Paterniano Del Favero
Agosto 1, 2019

Il margine di profitto è stato dell'8,7% nei sei mesi chiusi a giugno, in gran parte dovuto alle spedizioni di smartphone, balzate al +24%, ovvero 118 milioni di unità a livello globale. Con una gestione efficace e prestazioni eccellenti in tutti i settori finanziari indicatori, l'attività di Huawei è rimasta solida nella prima metà del 2019.

Il fatturato relativo alle vendite del Carrier Business Group di Huawei ha raggiunto 21,3 miliardi di dollari, con una costante crescita nella produzione e spedizione di apparecchiature per reti wireless, trasmissione ottica, comunicazioni dati, IT e prodotti correlati. Al momento Huawei ha 50 contratti commerciali per il 5G in 30 paesi del mondo e ha rifornito i mercati di tutto il mondo con oltre 150mila stazioni base. Nel frattempo prosegue i suoi sforzi per ampliare il portfolio nelle tecnologie cloud, intelligenza artificiale, internet of things, data center e intelligent computing. Rimane un affidabile fornitore per clienti governativi e di pubblica utilità, nonché clienti in settori commerciali come finanza, trasporti, energia e automobile. Il ramo consumer ha raggiunto ricavi per 32,1 miliardi di Dollari nello stesso periodo, rappresentando il 55% delle vendite totali dell'azienda. Huawei sta iniziando a espandere il proprio ecosistema di dispositivi per offrire un'esperienza utente sempre più fluida e intelligente. Ad oggi, l'ecosistema di servizi mobili Huawei ha registrato oltre 800.000 sviluppatori e 500 milioni di utenti in tutto il mondo.

"Le entrate sono cresciute rapidamente fino a maggio" ha detto il presidente Liang Hua.

Huawei Technologies Co. ha registrato un aumento del 23% delle entrate, ossia 401,3 miliardi di yuan, più o meno 58 miliardi di dollari, nel primo semestre del 2019, dimostrando di aver tenuto botta nonostante la guerra politico-economica con gli Stati Uniti.
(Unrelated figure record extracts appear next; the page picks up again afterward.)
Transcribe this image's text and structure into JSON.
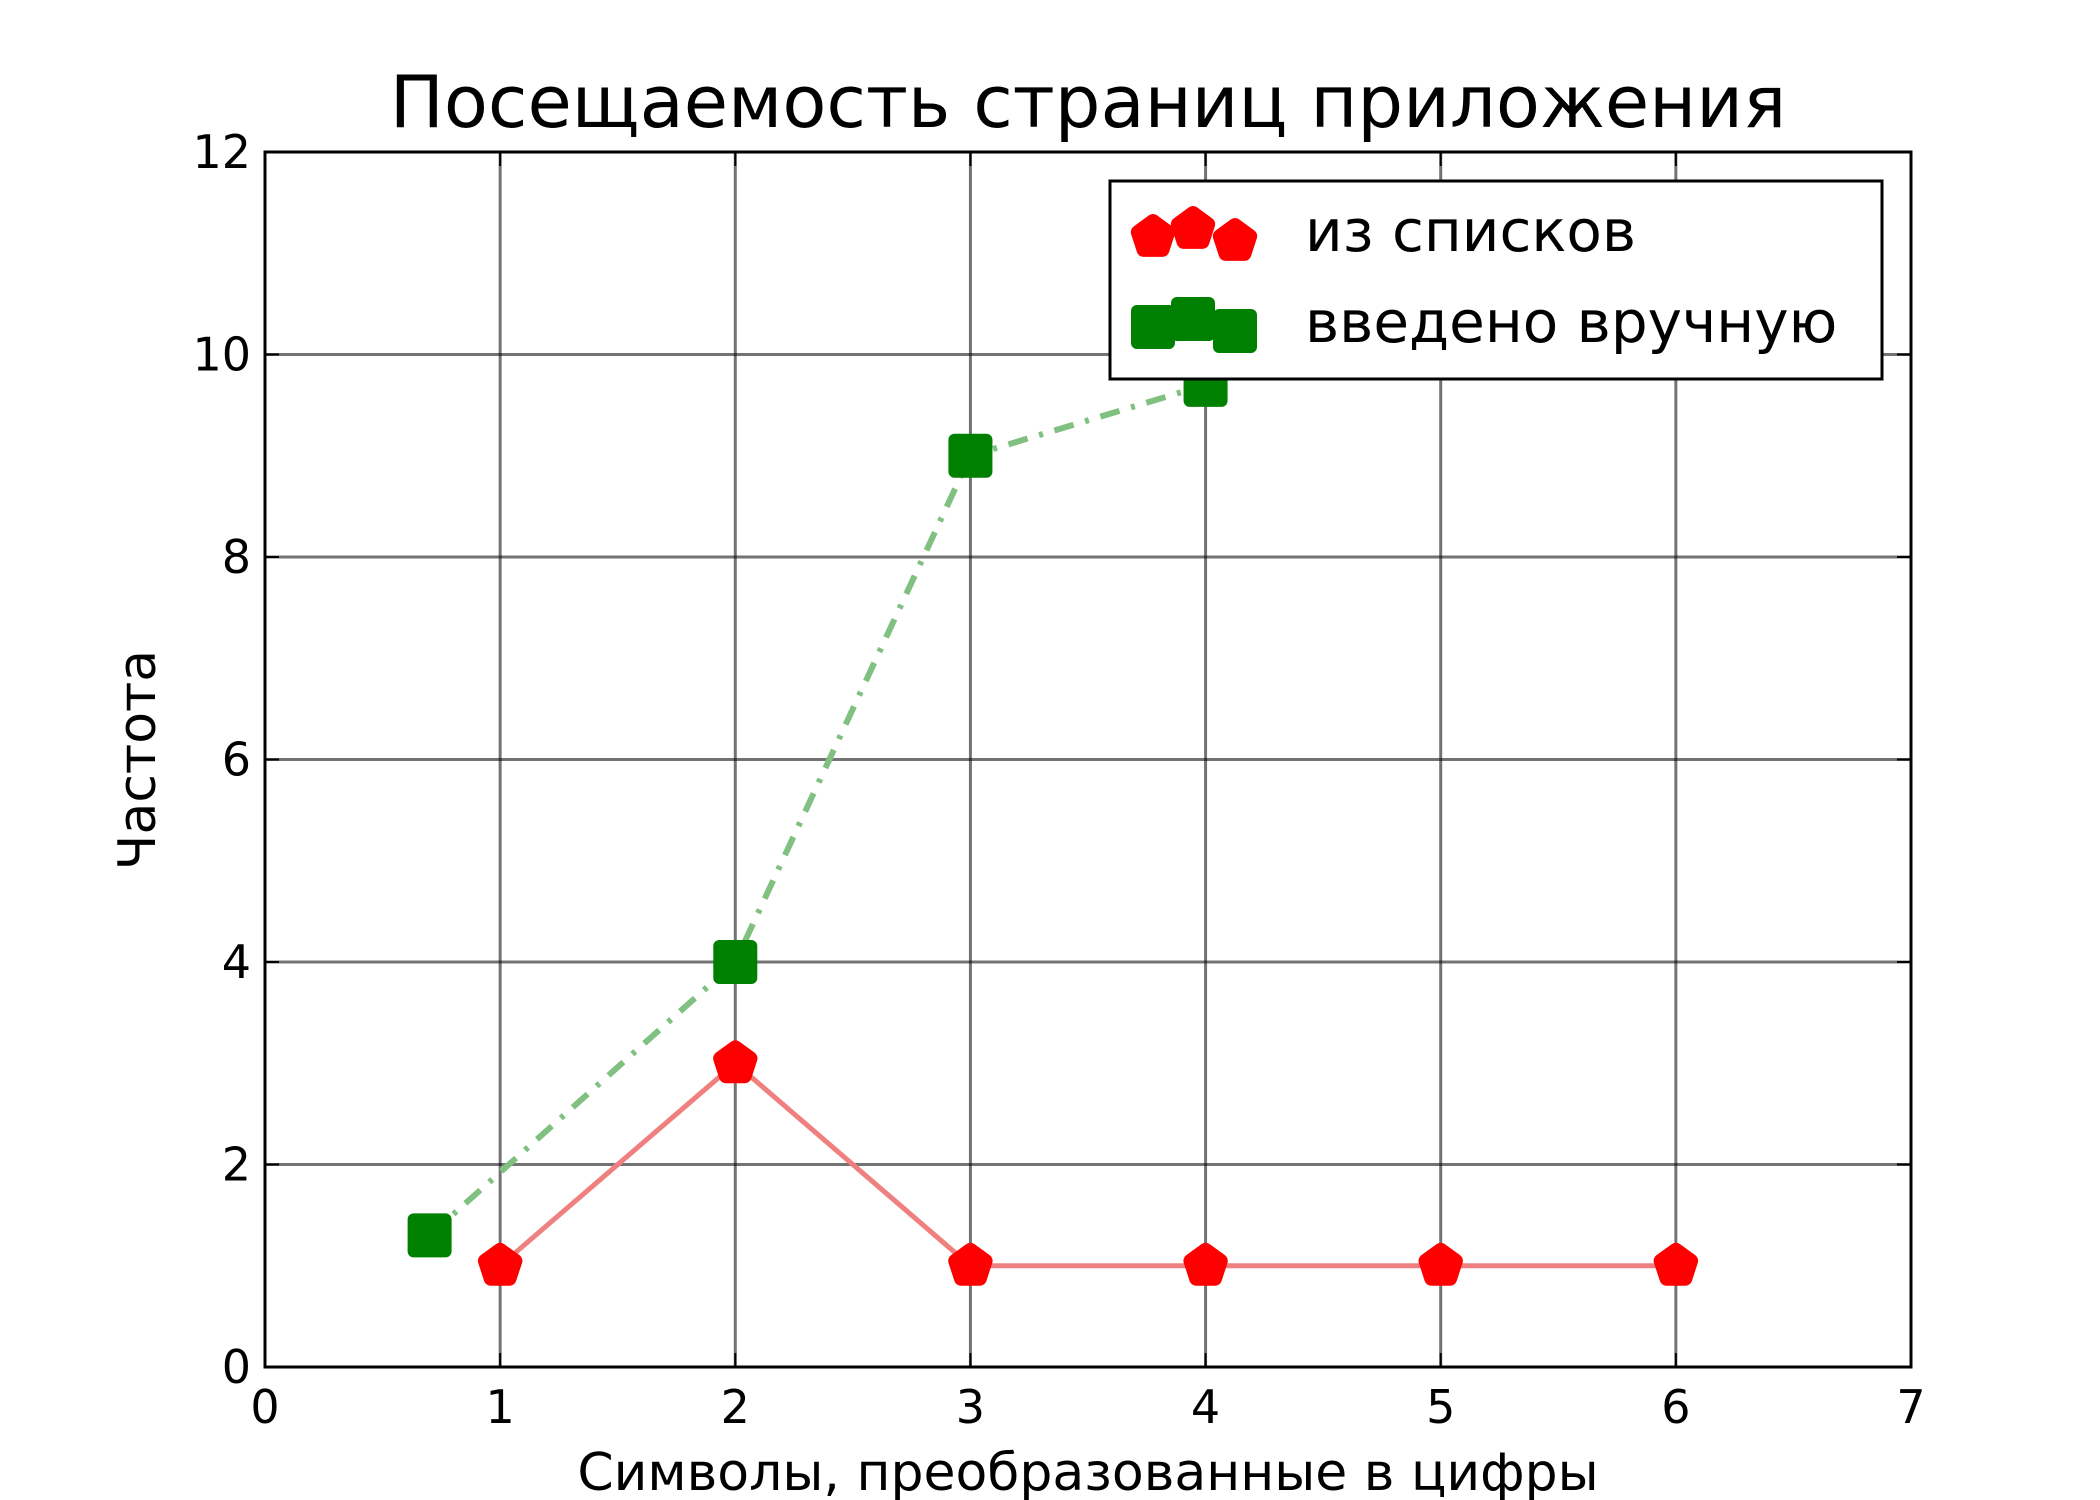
{
  "chart_data": {
    "type": "line",
    "title": "Посещаемость страниц приложения",
    "xlabel": "Символы, преобразованные в цифры",
    "ylabel": "Частота",
    "xlim": [
      0,
      7
    ],
    "ylim": [
      0,
      12
    ],
    "xticks": [
      "0",
      "1",
      "2",
      "3",
      "4",
      "5",
      "6",
      "7"
    ],
    "yticks": [
      "0",
      "2",
      "4",
      "6",
      "8",
      "10",
      "12"
    ],
    "grid": true,
    "legend_position": "top-right",
    "series": [
      {
        "name": "из списков",
        "color": "#ff0000",
        "line_color": "#f08080",
        "line_style": "solid",
        "marker": "pentagon",
        "x": [
          1,
          2,
          3,
          4,
          5,
          6
        ],
        "y": [
          1,
          3,
          1,
          1,
          1,
          1
        ]
      },
      {
        "name": "введено вручную",
        "color": "#008000",
        "line_color": "#80c080",
        "line_style": "dash-dot",
        "marker": "square",
        "x": [
          0.7,
          2,
          3,
          4
        ],
        "y": [
          1.3,
          4,
          9,
          9.7
        ]
      }
    ]
  }
}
Questo non vuol dire che non abbiamo difficoltà davanti a noi. "Ne siamo consapevoli e queste possono comunque influenzare il ritmo della nostra crescita nel breve termine".

Liang ha detto che lui non riusciva a dare un numero esatto per la possibile vendita della crescita nel resto di quest'anno. A esserne convinto il presidente di Huawei Italia, Luigi De Vecchis. "Ci sara' bisogno di talmente tanto spazio che il governo sara' costretto a liberare altre frequenze per rispondere a esigenze applicative che nasceranno", ha detto.